Robert S. Trump, the younger brother of President Trump, died on Saturday night at New York-Presbyterian Hospital in Manhattan.
The White House did not provide a cause of death.
“He
was not just my brother, he was my best friend,” the president said in a
statement late Saturday night. “He will be greatly missed, but we will meet
again.”
Robert Trump, who took blood thinners, had suffered recent brain bleeds that
began after a recent fall, according to a close friend of the family.
Robert Trump, three years younger than the
president, had been in poor health since last month. Over the past few weeks,
he had not been able to speak on the phone, according to the family friend.
Donald Trump made a trip to Manhattan on Friday to see him at the hospital, a
visit that lasted just under an hour.
On Saturday, when Robert Trump was not expected to live much longer, the president called into the hospital from his Bedminster, N.J., golf club.
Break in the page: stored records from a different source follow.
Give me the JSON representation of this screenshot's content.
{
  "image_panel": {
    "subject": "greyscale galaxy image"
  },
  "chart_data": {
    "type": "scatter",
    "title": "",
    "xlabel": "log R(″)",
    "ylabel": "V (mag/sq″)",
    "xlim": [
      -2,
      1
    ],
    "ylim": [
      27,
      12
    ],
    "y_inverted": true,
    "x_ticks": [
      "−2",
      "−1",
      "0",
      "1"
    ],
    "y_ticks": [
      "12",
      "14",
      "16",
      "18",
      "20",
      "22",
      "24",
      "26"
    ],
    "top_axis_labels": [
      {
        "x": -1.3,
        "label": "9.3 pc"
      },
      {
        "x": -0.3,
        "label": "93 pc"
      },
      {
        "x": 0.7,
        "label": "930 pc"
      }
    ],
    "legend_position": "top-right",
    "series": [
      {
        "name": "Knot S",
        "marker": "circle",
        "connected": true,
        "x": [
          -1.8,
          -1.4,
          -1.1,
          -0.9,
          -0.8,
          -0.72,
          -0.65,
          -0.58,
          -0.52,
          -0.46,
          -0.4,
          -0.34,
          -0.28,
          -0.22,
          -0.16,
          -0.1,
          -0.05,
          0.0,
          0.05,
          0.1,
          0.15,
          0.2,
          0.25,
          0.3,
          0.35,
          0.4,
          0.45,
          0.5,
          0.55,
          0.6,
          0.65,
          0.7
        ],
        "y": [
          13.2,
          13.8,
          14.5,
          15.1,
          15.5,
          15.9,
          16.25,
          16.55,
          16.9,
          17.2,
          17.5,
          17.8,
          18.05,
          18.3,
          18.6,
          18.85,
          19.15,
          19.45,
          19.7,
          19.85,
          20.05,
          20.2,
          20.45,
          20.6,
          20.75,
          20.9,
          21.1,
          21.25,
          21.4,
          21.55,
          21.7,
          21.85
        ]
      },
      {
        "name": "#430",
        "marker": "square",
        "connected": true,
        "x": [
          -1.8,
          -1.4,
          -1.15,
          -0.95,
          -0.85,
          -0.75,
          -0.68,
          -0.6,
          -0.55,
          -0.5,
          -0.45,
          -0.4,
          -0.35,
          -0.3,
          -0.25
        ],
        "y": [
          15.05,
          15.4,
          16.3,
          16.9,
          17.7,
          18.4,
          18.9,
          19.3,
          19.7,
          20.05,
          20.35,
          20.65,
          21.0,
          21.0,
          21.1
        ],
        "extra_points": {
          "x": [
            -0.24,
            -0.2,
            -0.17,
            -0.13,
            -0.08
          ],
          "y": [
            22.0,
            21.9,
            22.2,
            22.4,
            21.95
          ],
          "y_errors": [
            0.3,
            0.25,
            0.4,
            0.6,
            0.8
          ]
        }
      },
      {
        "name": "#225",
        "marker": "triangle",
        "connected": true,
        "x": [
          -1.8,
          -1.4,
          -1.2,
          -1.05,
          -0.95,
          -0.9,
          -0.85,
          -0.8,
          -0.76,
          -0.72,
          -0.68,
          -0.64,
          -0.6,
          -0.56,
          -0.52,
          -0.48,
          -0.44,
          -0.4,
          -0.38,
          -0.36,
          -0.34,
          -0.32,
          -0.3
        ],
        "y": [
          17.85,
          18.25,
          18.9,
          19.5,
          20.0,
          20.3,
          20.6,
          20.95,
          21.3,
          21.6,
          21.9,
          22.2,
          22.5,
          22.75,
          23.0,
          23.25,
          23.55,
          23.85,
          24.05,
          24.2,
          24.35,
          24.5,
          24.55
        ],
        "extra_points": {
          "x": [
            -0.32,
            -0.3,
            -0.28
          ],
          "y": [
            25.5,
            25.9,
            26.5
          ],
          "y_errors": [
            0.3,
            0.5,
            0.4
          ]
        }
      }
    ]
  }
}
A short time later, the president held a wide-ranging news conference. He did not mention his brother’s health, but privately was down and struggling to understand the impending loss, according to friends who spoke to him.
“I have a wonderful brother,” the president had said on Friday during a news conference at the White House before departing to visit him. “We’ve had a great relationship for a long time, from Day 1, a long time ago.” In fact, the two were estranged for years, before Mr. Trump’s run for the White House.
Robert Trump had no children, but he helped raise Christopher Hollister Trump-Retchin, the son of his first wife, Blaine Trump, even giving him his last name.
Besides the president, he is survived by his second wife, Ann Marie Pallan, and his sisters, Maryanne Trump Barry and Elizabeth Trump Grau. His brother Fred Trump Jr. died in 1981.
As the youngest of five children growing up in the strict Queens household of Fred C. Trump, Robert Trump was shielded from some of the pressure exerted by his disciplinarian father over his older brothers.
He was never groomed to take over the family real estate company, and was considered by those who knew him to be the inverse of the brash, self-promotional brother who eventually did. After graduating from Boston University, he first went to work on Wall Street, instead of immediately joining the family business.